I Never Had Acne as a Teen, but My Breakouts Got Out of Control When I Turned 22
I didn't really have acne as a teenager. I experienced the occasional breakouts like most people in their teens do, but nothing serious. I didn't need to use any special topical products to keep my skin clear — a simple drugstore cleanser for oily skin did the trick just fine. My skin-care luck carried through for the duration of my college years. Then, I turned 22 years old.
It's almost impressive how fast my skin situation was flipped on its head. A month after my 22nd birthday, my skin started breaking out uncontrollably, more than it ever had before. I ignored it and wrote it off as a fluke reaction to some new product I tested, or a result of stress (which I was under a lot of, at the time), or just a really bad case of hormonal acne — but then it didn't go away.
Two years ago, my acne presented itself in uncomfortable, red, cystic pimples around my jawline and some on my cheeks — hardly any popped up on my forehead or around my mouth. At the time I was working as a fashion and beauty editorial assistant (my first job out of college), and to say I was under a lot of stress is putting it very lightly. By the nature of my job, I had access to tons of skin-care products, but nothing I tried helped clear up my acne. That job stress, combined with the stress of having the worst skin of my life, put me at a low point. I had this idea in my head that because I work in the beauty industry, I shouldn't be experiencing skin issues like this and that it somehow meant I was bad at my job.

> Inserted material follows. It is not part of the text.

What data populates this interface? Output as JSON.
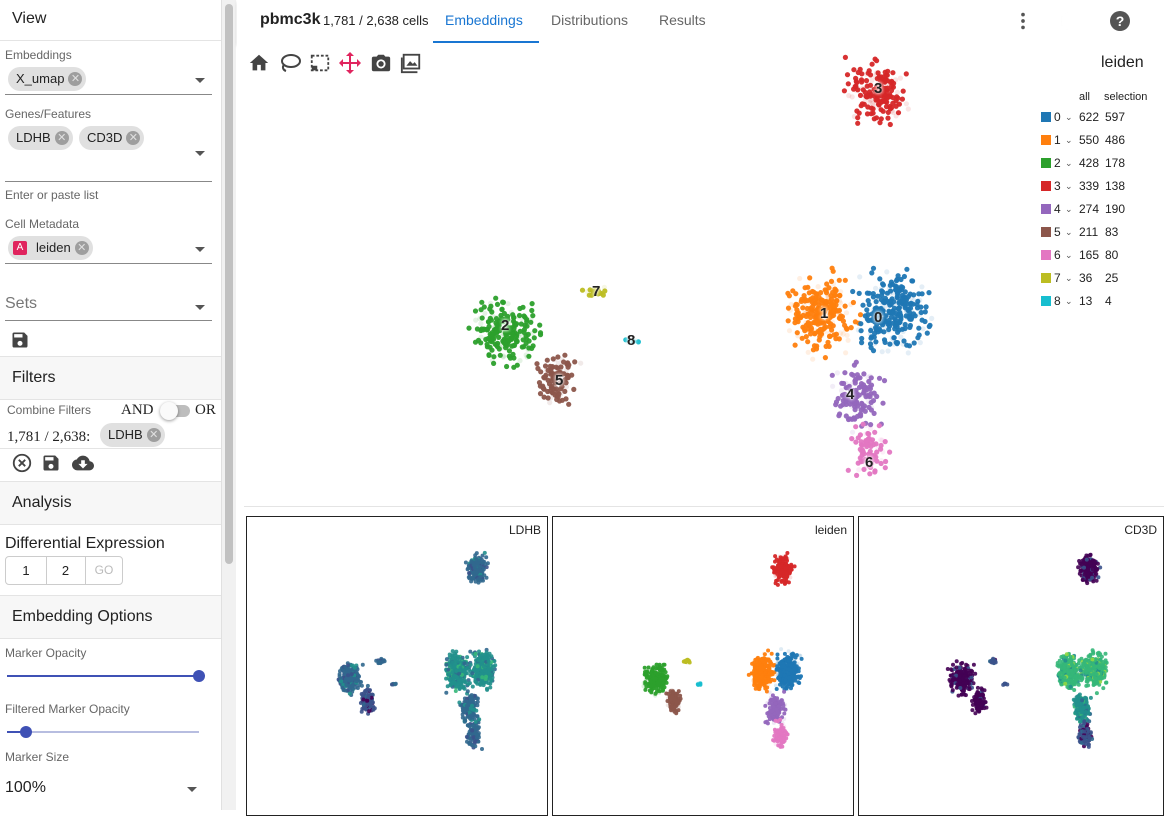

Finally, after a few months waiting around for the issue to go away on its own, I visited my dermatologist. My derm confirmed what I was already thinking: I was experiencing hormonal breakouts, most likely aggravated by stress; common for women in their early 20s. (After talking it over with my mom, I found out she too had an issue with this around the same age.) I was prescribed two topical products, an acne cream for the morning and a retinol cream at night to help increase cellular turnover and decongest my pores, along with spironolactone, an oral medication traditionally used for high blood pressure but is now a dermatologist go-to for fighting persistent hormonal breakouts.
I followed the regimen my doctor gave me for months and saw very little improvement, which resulted in her upping my dosage of spironolactone. This was discouraging, but I stuck with it. That's when I finally saw some changes in my skin and fewer new pimples popping up. The issue was still far from solved, but it was progress. This went on for about six months and, little by little, my skin got better. I didn't love that I was on an oral medication for my skin because I typically try to avoid taking necessary medications, but it was the only thing that was working, and I was desperate.
In the spring of 2019, I started a new job as a beauty editor (one that I absolutely loved), and the decrease in stress paired with the oral medication helped my skin clear up almost completely, save for the occasional breakout here and there, and of course, those pesky acne marks that are left behind for months after a zit goes away. I know that acne is completely normal, but my self-esteem went back up once my skin cleared.
Fast-forward to today, I often go makeup-free (something I never thought I'd be able to do two years ago). That's not to say I still don't break out — I just woke up with a new zit last week on my chin — but I have a whole new appreciation for both my clear skin and acne.